Barplot basics

A barplot is similar to a histogram, but instead of visualizing numerical data, we are visualizing categorical data. Each bar in the chart is counting the number of observations (rows) that correspond to each level of the categorical variable.

Load a data set

library(tidyverse)

Let’s load the data from the 2020 Durham City and County Resident Survey (originally in the Canvas lecture 4 folder), where each row is a Durham resident:

durham <- read_csv("durham-2020.csv")
Note

Recalling the information here, be prepared to adjust the file path to match how you have organized your files and folders.

One of the columns in this data set is a categorical variable called would_you_say_your_total_annual_hous_35, with four levels corresponding to the resident’s income:

  1. Under $30,000;
  2. $30,000-$59,999
  3. $60,000-$99,999
  4. $100,000 or more

Furthermore, some folks left this part of the survey blank, and so their income information is missing, which effectively creates a fifth category. Before plotting, let us quickly modify the data to give this income variable a more concise name, as well as making it a proper factor type in R:

durham <- durham |>
  rename(income = would_you_say_your_total_annual_hous_35) |>
  mutate(income = as_factor(income))

The basic plot

ggplot(durham, aes(x = income)) +
  geom_bar()

The basic template here is very similar to what we saw for the histogram. The first layer uses ggplot to indicate what data you wish to plot. Then the next layer uses geom_bar to specifically make it a bar plot.
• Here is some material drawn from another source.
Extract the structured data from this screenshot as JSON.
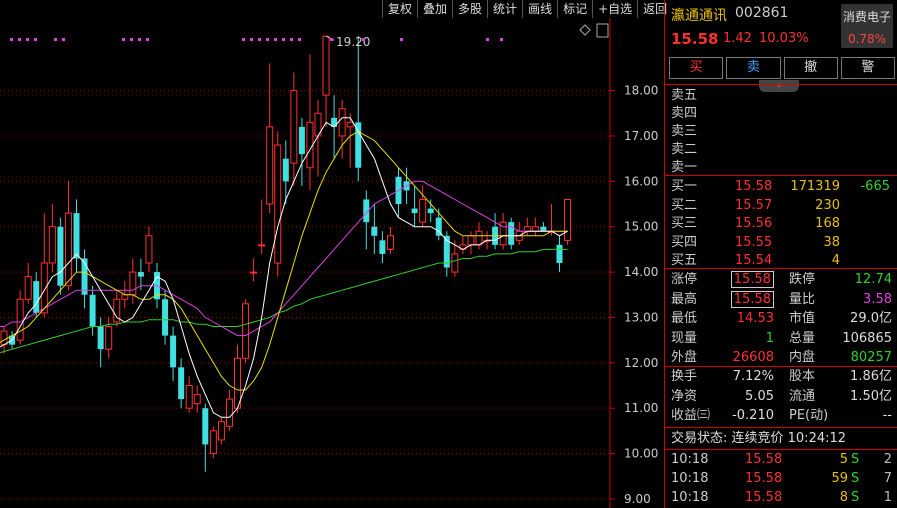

In the first layer we used x = inside aes to make the bars vertical, but we could have made them horizontal as well:

ggplot(durham, aes(y = income)) +
  geom_bar()

Do you see what changed?

Adding layers to prettify it

We could call it a day at this point, but the basic plot is rather drab. Here is some code that would zhuzh it up in a big way:

durham |>
  ggplot(aes(y = income, fill = income)) +
  geom_bar(show.legend = FALSE) +
  labs(
    x = "Count",
    y = NULL,
    title = "Would you say your total annual household income is..."
  ) + 
  scale_y_discrete(
    labels = c(
      "1" = "Under $30,000",
      "2" = "$30,000-$59,999",
      "3" = "$60,000-$99,999",
      "4" = "$100,000 or more"
    )
  )

  • The first ggplot layer tells it what data to use. We also added the fill = argument inside aes to apply a default color scheme;
  • the labs layer allows us to add a title and label the axes;
  • the scale_y_discrete layer allows us to replace the bar labels 1, 2, 3, 4 with more informative text that explains what the levels of the variable actually mean;
  • in between every layer, we have a +. Gotta have that icing!